In un primo momento avevano annunciato a sorpresa di aver deciso di voler partecipare alla Coppa d’Africa in Angola, «in memoria» dei tre componenti della loro delegazione morti a seguito dell’assalto armato di venerdì, 8 gennaio, contro il loro pullman.

Invece hanno dovuto piegare il capo davanti alla scelta del governo del Togo che ha annunciato per bocca dello stesso primo ministro di Lomè, Gilbert Fossoun Houngbo che la nazionale di calcio del Togo «rientrerà»oggi nel suo Paese.

«Avevamo fatto una riunione tra noi calciatori ieri e avevamo deciso che giocando avremmo fatto qualcosa di buono per il nostro Paese, in segno di rispetto per coloro che sono morti», ha detto il capitano della nazionale del Togo, Adebayor, «ma, sfortunatamente, il Capo di Stato e le autorità del nostro Paese hanno preso una decisione diversa, quindi facciamo le valigie e torniamo a casa».

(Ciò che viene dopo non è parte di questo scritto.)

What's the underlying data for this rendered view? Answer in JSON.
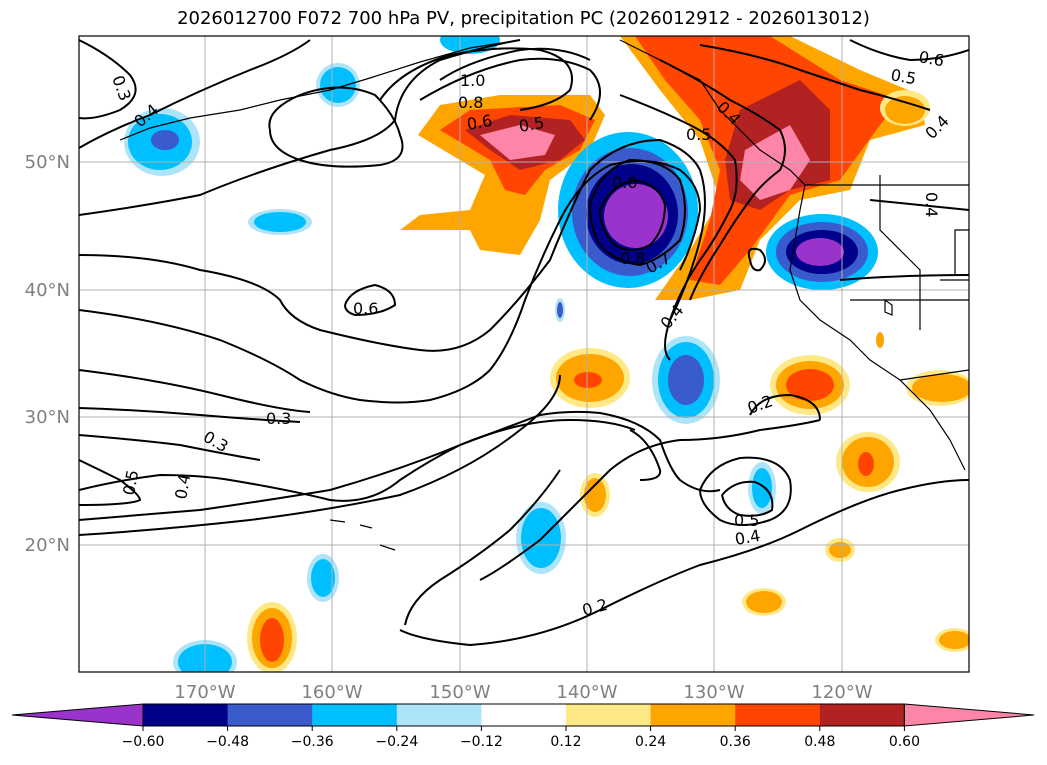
{
  "title": "2026012700 F072 700 hPa PV, precipitation PC (2026012912 - 2026013012)",
  "lat_labels": [
    "50°N",
    "40°N",
    "30°N",
    "20°N"
  ],
  "lon_labels": [
    "170°W",
    "160°W",
    "150°W",
    "140°W",
    "130°W",
    "120°W"
  ],
  "contour_labels": [
    "0.3",
    "0.4",
    "1.0",
    "0.8",
    "0.6",
    "0.5",
    "0.6",
    "0.5",
    "0.4",
    "0.4",
    "0.6",
    "0.8",
    "0.7",
    "0.5",
    "0.4",
    "0.6",
    "0.4",
    "0.3",
    "0.3",
    "0.5",
    "0.4",
    "0.2",
    "0.5",
    "0.4",
    "0.2"
  ],
  "colorbar": {
    "ticks": [
      "−0.60",
      "−0.48",
      "−0.36",
      "−0.24",
      "−0.12",
      "0.12",
      "0.24",
      "0.36",
      "0.48",
      "0.60"
    ],
    "colors": [
      "#9933cc",
      "#00008b",
      "#3a5bcc",
      "#00bfff",
      "#aee4fa",
      "#ffffff",
      "#ffe987",
      "#ffa500",
      "#ff4500",
      "#b22222",
      "#ff85a8"
    ]
  }
}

«In memoria dei suoi scomparsi, la squadra nazionale ha deciso di partecipare alla Can (Coppa d’Africa per nazioni)», aveva dichiarato in precedenza uno dei giocatori del Togo, Thomas Dossevi. «Siamo tutti molto colpiti al cuore, questo non è più una festa, ma abbiamo voglia di mostrare i nostri colori, i nostri valori e che siamo uomini». «Si tratta – ha spiegato l’attaccante del Nantes – di una decisione che è stata presa quasi all’unanimità dal gruppo che si è riunito nella notte e ha deciso questo dopo aver ottenuto rassicurazioni dalle autorità angolesi».

Intanto i separatisti dell’enclave angolana di Cabinda, autori dell’attacco alla nazionale di calcio del Togo, hanno dichiarato che «le armi continueranno a parlare» a Cabinda.